The image of The Who staging a mass airlift of mistreated women is indeed absurd, but it's a prime example of how The Who could strip away the relative classiness of a song's original Motown treatment and keep its essence.

"Good Lovin'" (Available on BBC Sessions)

Like "Heat Wave," this one doesn't so much bring out The Who's aggression as a bouncy, sweet side.

"Daddy Rolling Stone" (available on reissues of The Who Sings My Generation)

A few tracks on Quadrophenia (especially "5:15" and "Drowned") benefit from a boogie-trilling piano, but this was also true circa My Generation. The keys here are by Nicky Hopkins, who did similar session work for The Rolling Stones and a famous laundry-list of others.

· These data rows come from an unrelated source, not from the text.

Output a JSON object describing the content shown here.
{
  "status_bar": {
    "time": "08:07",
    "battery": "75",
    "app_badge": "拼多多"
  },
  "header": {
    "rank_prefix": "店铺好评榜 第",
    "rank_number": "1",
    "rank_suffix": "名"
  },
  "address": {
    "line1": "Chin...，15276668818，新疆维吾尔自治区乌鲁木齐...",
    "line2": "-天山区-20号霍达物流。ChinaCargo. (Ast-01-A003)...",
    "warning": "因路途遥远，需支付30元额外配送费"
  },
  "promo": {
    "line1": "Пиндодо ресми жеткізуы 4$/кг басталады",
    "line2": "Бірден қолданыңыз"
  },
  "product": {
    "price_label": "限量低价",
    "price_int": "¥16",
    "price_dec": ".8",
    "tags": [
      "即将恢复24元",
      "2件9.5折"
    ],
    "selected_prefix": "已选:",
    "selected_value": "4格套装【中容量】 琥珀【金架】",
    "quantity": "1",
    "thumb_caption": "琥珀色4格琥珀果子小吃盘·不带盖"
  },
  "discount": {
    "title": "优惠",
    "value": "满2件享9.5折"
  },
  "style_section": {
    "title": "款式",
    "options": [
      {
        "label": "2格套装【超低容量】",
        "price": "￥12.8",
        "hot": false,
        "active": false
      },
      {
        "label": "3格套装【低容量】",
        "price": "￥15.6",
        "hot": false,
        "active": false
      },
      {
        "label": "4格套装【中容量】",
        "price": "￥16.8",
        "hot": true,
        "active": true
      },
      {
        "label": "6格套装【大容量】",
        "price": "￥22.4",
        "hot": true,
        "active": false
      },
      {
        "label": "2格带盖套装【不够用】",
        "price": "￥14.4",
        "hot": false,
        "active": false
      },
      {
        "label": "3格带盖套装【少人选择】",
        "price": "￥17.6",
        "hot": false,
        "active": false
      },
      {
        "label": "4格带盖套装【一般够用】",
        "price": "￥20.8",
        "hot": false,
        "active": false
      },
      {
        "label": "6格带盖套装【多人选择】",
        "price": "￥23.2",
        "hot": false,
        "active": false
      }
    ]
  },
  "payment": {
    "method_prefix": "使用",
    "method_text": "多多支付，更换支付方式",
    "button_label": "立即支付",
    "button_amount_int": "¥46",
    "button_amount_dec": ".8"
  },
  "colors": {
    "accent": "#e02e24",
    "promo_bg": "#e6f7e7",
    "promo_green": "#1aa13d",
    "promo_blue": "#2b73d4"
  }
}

"Shakin' All Over/Spoonful/Twist And Shout" (available on Live At Leeds)

The Who adopted "Shakin' All Over" from one of their early-'60s British forebears, Johnny Kidd And The Pirates, and tended to stretch it into something more menacing and blustery than your average garage-rock single. The Live At Leeds version is much more well-recorded, but this one (from the 1970 Isle Of Wight Festival) slides into both "Spoonful" and "Shake It Up Baby."

"Young Man Blues" (available on Live At Leeds)

Bluesman-pianist Mose Allison is still a witty writer and tremendous player in his own right, but he owes a great deal of his fame to The Who's fevered onstage mutilation of his song "Young Man Blues." It's one of those Who tracks that's inescapable defined by the live versions. In between Daltrey's a capella verses and his final screech of "sweeeeet fuck all!" is some of the purest violence ever captured on a rock record. It eats "My Generation" alive.

"Fortune Teller" (available on Live At Leeds)

Again, it's brilliant that The Who could hear a place for so much of its own crazed racket in a sharp soul number like this.

"Summertime Blues" (available on Live At Leeds)

Eddie Cochran's snappy, funny number mutates almost as much as "Young Man Blues," complete with John Entwistle delivering the "adult" lines in a creepy gargle. I've included this video instead of the Leeds version because fuckin' look at them. Before unfurling his long golden rock-locks, Daltrey briefly sported hairstyles best left to decaying First Ladies. True, Keith Moon is dressed like a waiter in a cheesy Chinese restaurant, but he can get away with it. That and cracking up his bandmates near song's end.

SADLY ABSENT: "Just You And Me, Darling" "Dancing In The Street" (available on BBC Sessions) and "Baby Don't You Do It" (available on Who's Next reissue). Alas, I could not find these on YouTube, and Lala, giver of all life, is long gone. The BBC Sessions version of "Dancing In The Street" features a feedback-heavy, possibly backward guitar break, and "Just You And Me, Darling" boasts the most convincing soul-type vocal I've heard from Daltrey.